Hi! Some friends and I are traveling West from Indiana, besides slab city, what are some other camps, farms, or communes out there? We should be hitting most of the states west of Indiana. Thanks!


----------



## Vulture

Do some research online. There are sites dedicated to finding communes.


----------



## Slingshot Collective

Vulture said:


> Do some research online. There are sites dedicated to finding communes.


Yeah, http://ic.org is a great resource. They at least used to put out a textbook sized directory I used to flip through for hours...

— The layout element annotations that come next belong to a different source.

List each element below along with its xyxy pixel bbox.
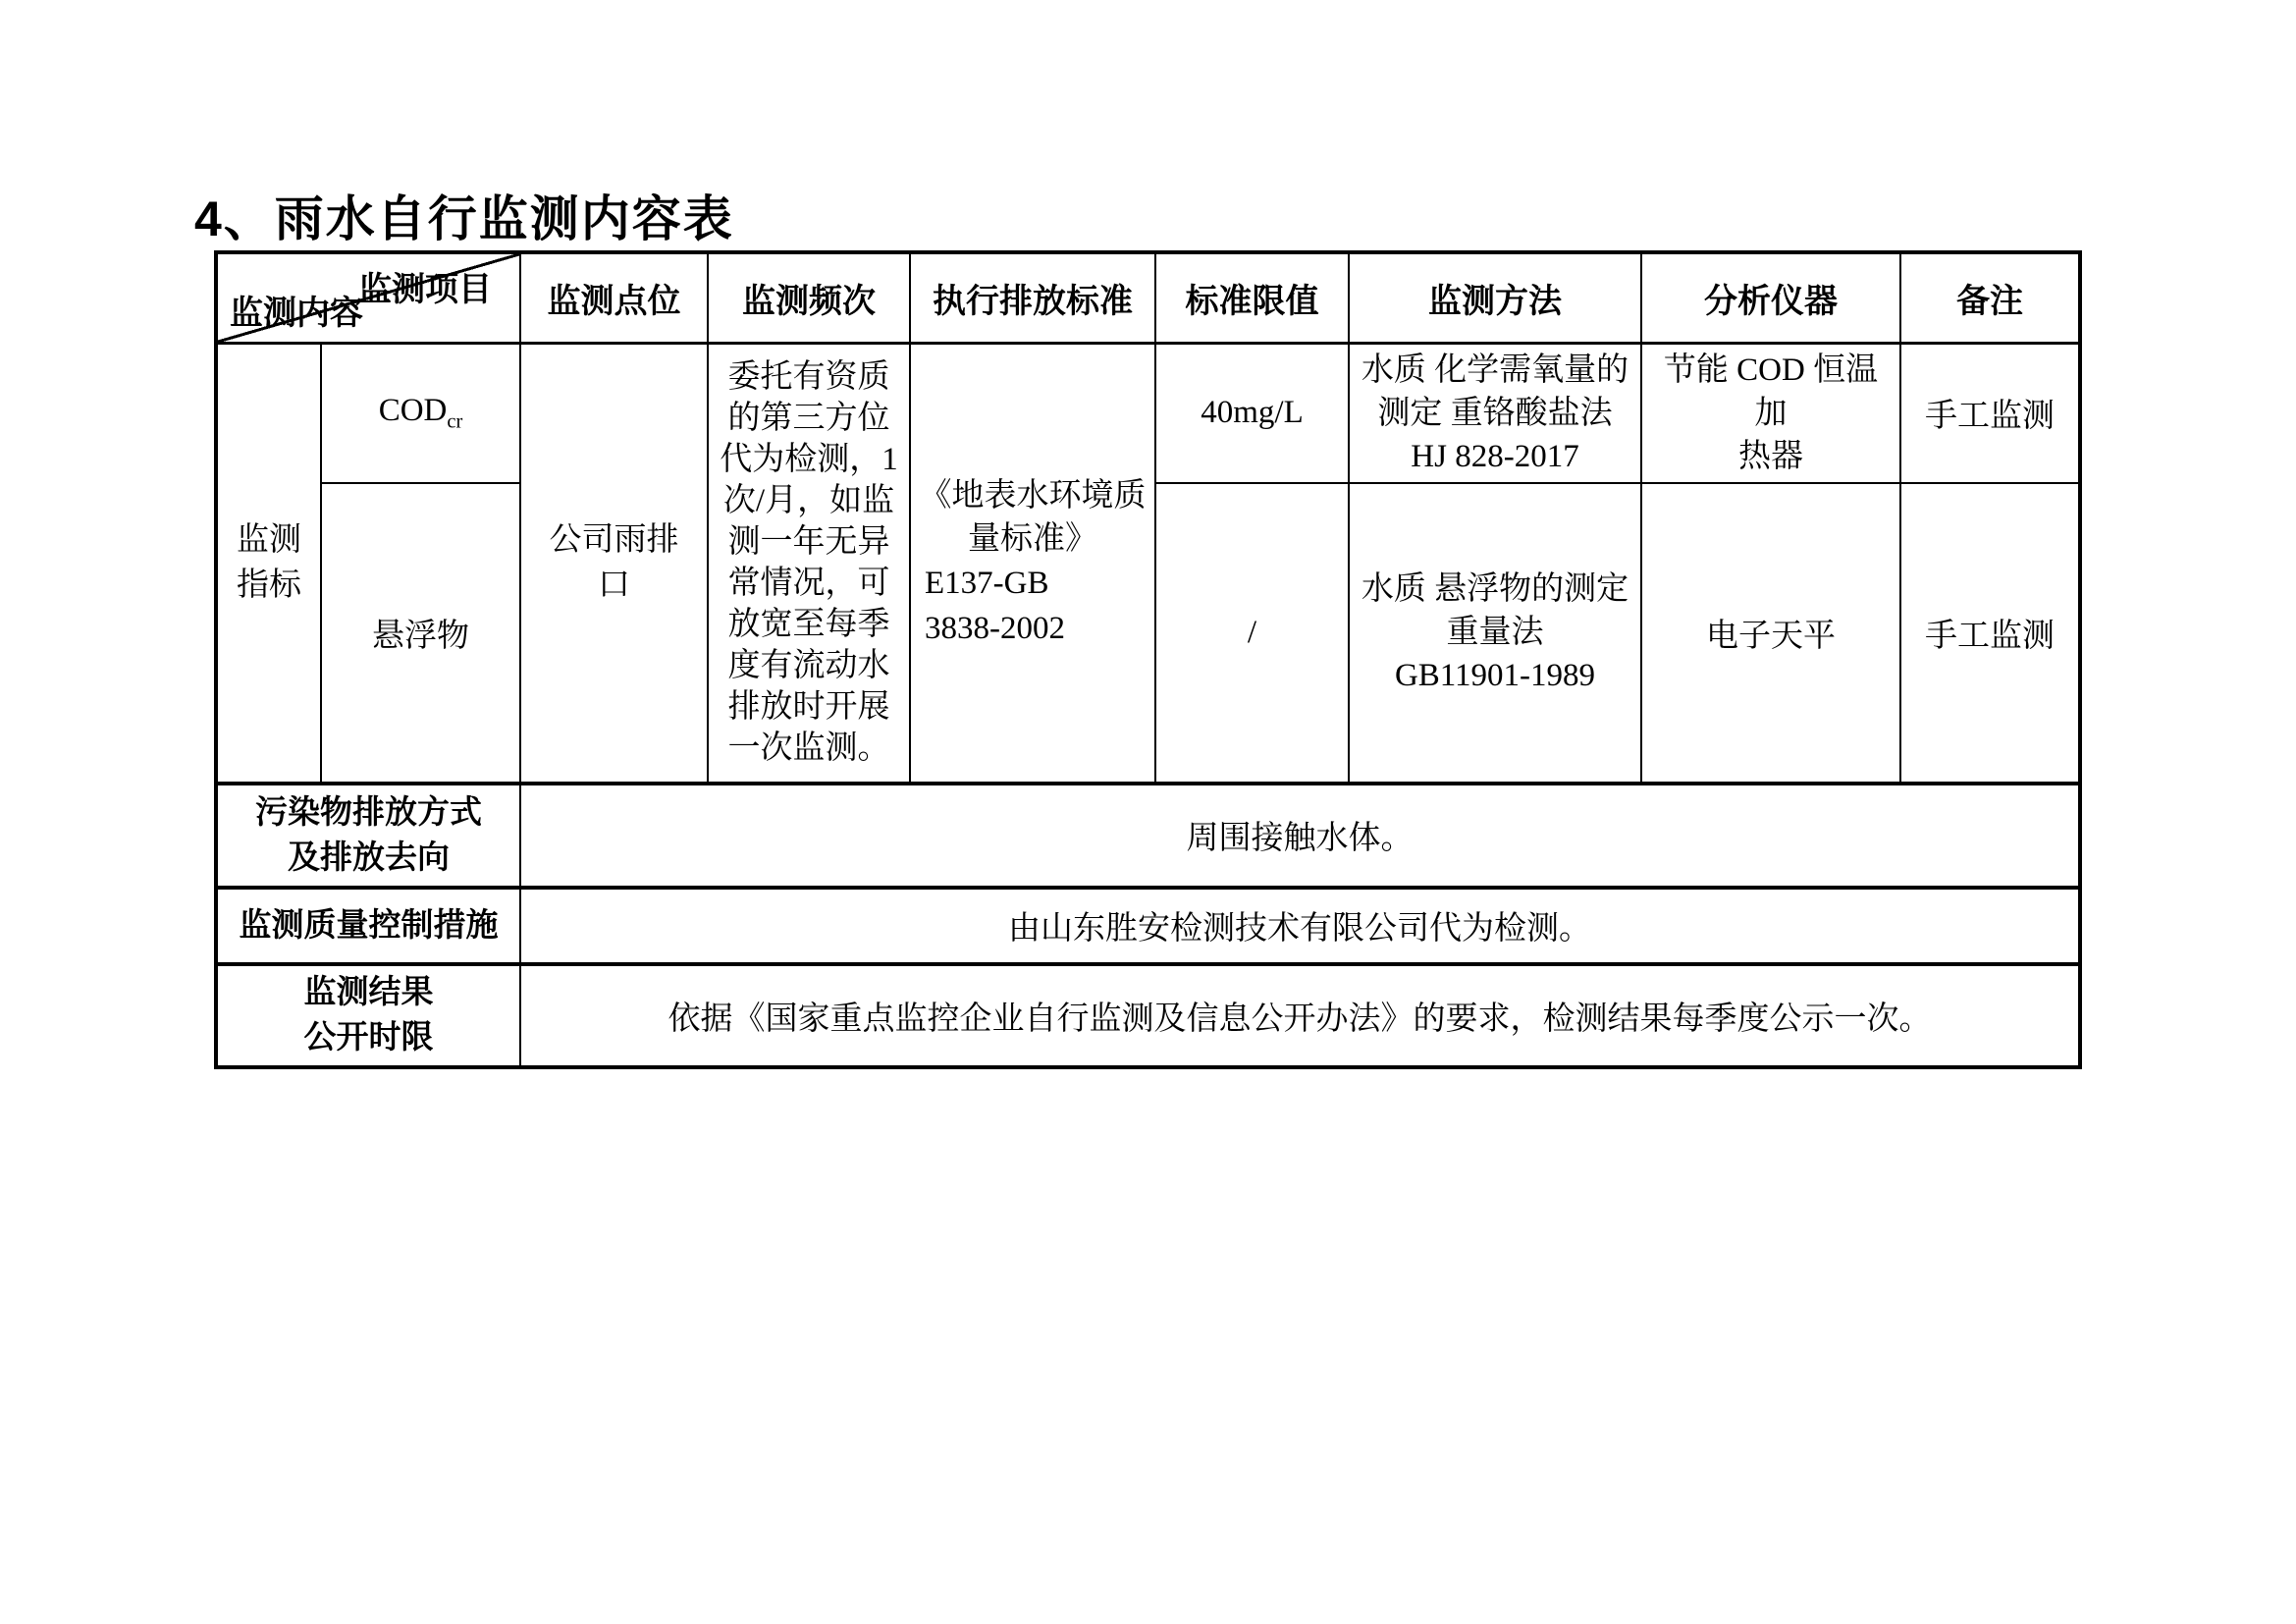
parameter-cell-ss: 悬浮物: [321, 483, 520, 784]
limit-cell-codcr: 40mg/L: [1155, 343, 1349, 483]
footer-label-line: 监测质量控制措施: [226, 903, 511, 948]
standard-content: 《地表水环境质 量标准》 E137-GB 3838-2002: [919, 474, 1147, 651]
monitoring-point-line: 公司雨排: [529, 517, 699, 563]
method-line: GB11901-1989: [1358, 654, 1632, 697]
footer-row-publish: 监测结果 公开时限 依据《国家重点监控企业自行监测及信息公开办法》的要求，检测结…: [216, 964, 2080, 1067]
method-line: 重量法: [1358, 611, 1632, 654]
instrument-line: 热器: [1650, 435, 1892, 478]
header-cell-method: 监测方法: [1349, 252, 1641, 343]
standard-code-line: 3838-2002: [919, 606, 1147, 651]
document-page: 4、雨水自行监测内容表 监测项目 监测内容 监测点位 监测频次 执行排放标准 标…: [0, 0, 2296, 1624]
instrument-cell-codcr: 节能 COD 恒温加 热器: [1641, 343, 1900, 483]
parameter-name: COD: [379, 393, 448, 428]
indicator-label-line: 监测: [226, 517, 312, 563]
footer-row-quality: 监测质量控制措施 由山东胜安检测技术有限公司代为检测。: [216, 888, 2080, 964]
method-line: 水质 化学需氧量的: [1358, 349, 1632, 392]
diagonal-label-project: 监测项目: [358, 262, 492, 310]
publish-label-cell: 监测结果 公开时限: [216, 964, 520, 1067]
header-cell-limit: 标准限值: [1155, 252, 1349, 343]
footer-label-line: 监测结果: [226, 970, 511, 1015]
remark-cell-codcr: 手工监测: [1900, 343, 2080, 483]
header-cell-point: 监测点位: [520, 252, 708, 343]
publish-value-cell: 依据《国家重点监控企业自行监测及信息公开办法》的要求，检测结果每季度公示一次。: [520, 964, 2080, 1067]
quality-value-cell: 由山东胜安检测技术有限公司代为检测。: [520, 888, 2080, 964]
remark-cell-ss: 手工监测: [1900, 483, 2080, 784]
footer-label-line: 及排放去向: [226, 836, 511, 881]
header-cell-instrument: 分析仪器: [1641, 252, 1900, 343]
header-cell-standard: 执行排放标准: [910, 252, 1155, 343]
method-line: HJ 828-2017: [1358, 435, 1632, 478]
diagonal-label-content: 监测内容: [230, 286, 363, 334]
body-row-codcr: 监测 指标 CODcr 公司雨排 口 委托有资质的第三方位代为检测，1次/月，如…: [216, 343, 2080, 483]
method-line: 测定 重铬酸盐法: [1358, 392, 1632, 435]
limit-cell-ss: /: [1155, 483, 1349, 784]
footer-row-discharge: 污染物排放方式 及排放去向 周围接触水体。: [216, 784, 2080, 888]
header-cell-frequency: 监测频次: [708, 252, 910, 343]
header-cell-remark: 备注: [1900, 252, 2080, 343]
footer-label-line: 公开时限: [226, 1015, 511, 1060]
standard-code-line: E137-GB: [919, 561, 1147, 606]
method-line: 水质 悬浮物的测定: [1358, 568, 1632, 611]
instrument-line: 节能 COD 恒温加: [1650, 349, 1892, 435]
discharge-label-cell: 污染物排放方式 及排放去向: [216, 784, 520, 888]
monitoring-table: 监测项目 监测内容 监测点位 监测频次 执行排放标准 标准限值 监测方法 分析仪…: [214, 250, 2082, 1069]
frequency-cell: 委托有资质的第三方位代为检测，1次/月，如监测一年无异常情况，可放宽至每季度有流…: [708, 343, 910, 784]
instrument-cell-ss: 电子天平: [1641, 483, 1900, 784]
standard-name-line: 《地表水环境质: [919, 474, 1147, 517]
diagonal-header-cell: 监测项目 监测内容: [216, 252, 520, 343]
discharge-value-cell: 周围接触水体。: [520, 784, 2080, 888]
indicator-label-line: 指标: [226, 563, 312, 608]
monitoring-point-line: 口: [529, 563, 699, 608]
parameter-subscript: cr: [447, 410, 462, 432]
quality-label-cell: 监测质量控制措施: [216, 888, 520, 964]
footer-label-line: 污染物排放方式: [226, 790, 511, 836]
monitoring-point-cell: 公司雨排 口: [520, 343, 708, 784]
method-cell-ss: 水质 悬浮物的测定 重量法 GB11901-1989: [1349, 483, 1641, 784]
standard-name-line: 量标准》: [919, 517, 1147, 561]
header-row: 监测项目 监测内容 监测点位 监测频次 执行排放标准 标准限值 监测方法 分析仪…: [216, 252, 2080, 343]
method-cell-codcr: 水质 化学需氧量的 测定 重铬酸盐法 HJ 828-2017: [1349, 343, 1641, 483]
standard-cell: 《地表水环境质 量标准》 E137-GB 3838-2002: [910, 343, 1155, 784]
parameter-cell-codcr: CODcr: [321, 343, 520, 483]
page-title: 4、雨水自行监测内容表: [194, 180, 734, 250]
indicator-label-cell: 监测 指标: [216, 343, 321, 784]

We put together a list of collectives all around the world too: http://slingshot.tao.ca/contacts/#cy-us

and I started a thread on here about Black Bear Ranch, if you all happen to visit there it would be cool to know what you all think...


----------



## PAN AM HOBO

http://www.ic.org/ COMMUNE POSTINGS


----------



## ancienttoes

If you would like to come to an intentional community that farms and strives to get by with less money, you can come to a community on a piece of land in Tennessee called Shut Up N Grow It or SUNGI with 21.5 acres of farmland and forest. It is at 8967 Galen Road, Lafayette, TN 37083. Anyone is welcome to come with no notice or permission necessary. We ask $10 a week and help out on the farm for 20 hours a week doing whatever you feel is needed or think you can contribute. It is an off-grid egalitarian community where community decisions are made in councils. We seek to live an ecologically sustainable way of life and one that is more natural in many other ways. Many travelers also come here. We have a drinking water source, gardens, farm animals, outdoor kitchen, outhouse, shelters, camping places, library, etc. Private message me if you have any questions or in the comments. Thank you. https://www.facebook.com/groups/388751901308125/


----------



## Ratchet

Go on...  

Who owns the property? How are decisions made? Your FB page said good people left because bad people came, but that you have a good group now. How are you running things differently to attempt to prevent that from happening again?


----------



## Breezy

kinda interested in finding a commune too. hopefully with no self ritcheous dickheads or atleast none that I'm forced to communicate with.


----------